The process of forming a new government follows the decision last week by King Gyanendra to bow to weeks of protests and relinquish direct rule, handing power back to Nepal's politicians.
Koirala was expected to name representatives from the country's seven main political parties as ministers later in the day.
The new government will have to spell out the dates and other details of the constitutional assembly that will rewrite the constitution - a demand of Maoist rebels, who also played a big part in the recent anti-monarchy protests.

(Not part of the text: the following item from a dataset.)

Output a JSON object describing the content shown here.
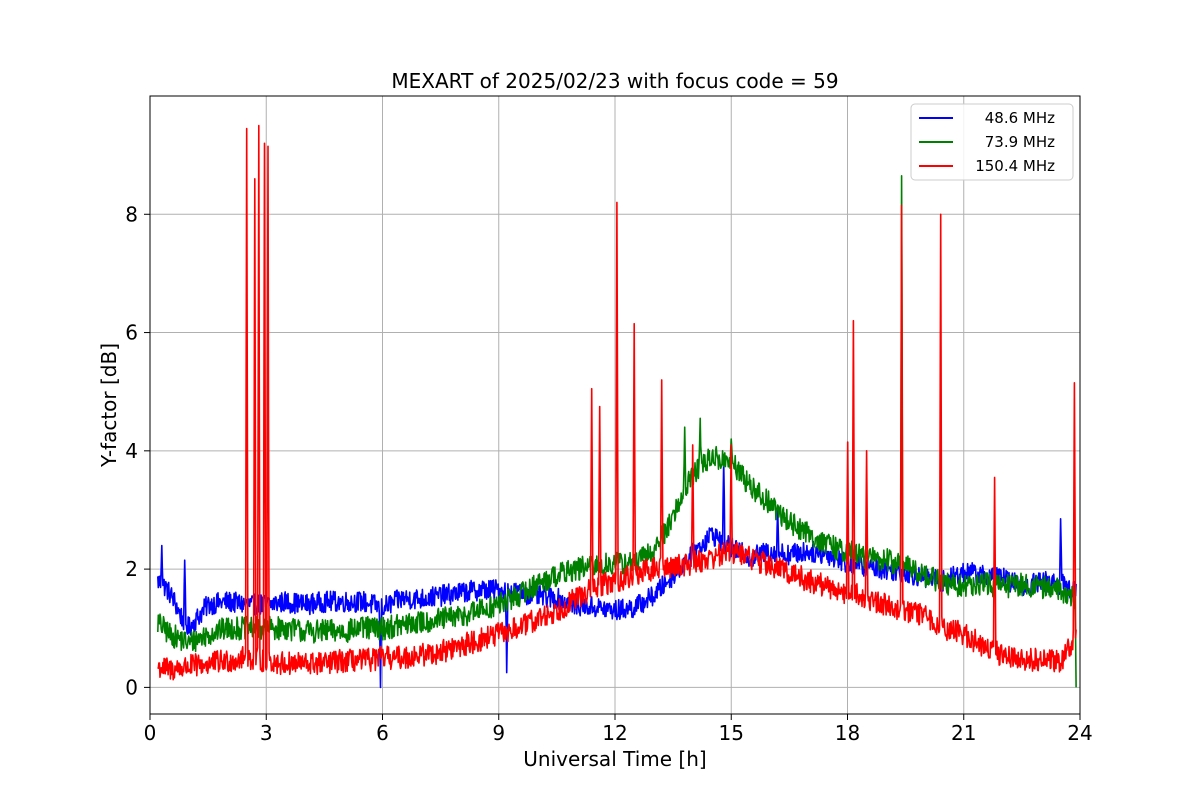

The newly reinstated parliament has called unanimously for an assembly to rewrite the constitution, and for a ceasefire with the Maoists.
Koirala briefly addressed parliament on Sunday, calling on the communist rebels to come out of the political cold.
Nepal's Maoist rebellion has left
"I urge the Maoists today to give up violence and come forward for peace talks," said the ailing 84-year-old Koirala, who was greeted by legislators with a standing ovation.
Other legislators backed Koirala's call to reach out to the Maoists.
"It is time that everyone should give up violence and all forms of terror," Madhav Kumar Nepal, general secretary of the Communist Party of Nepal, said in parliament.
Three weeks of demonstrations, which included clashes with security forces that left 16 protesters dead, ended early last week when King Gyanendra announced he would reinstate parliament.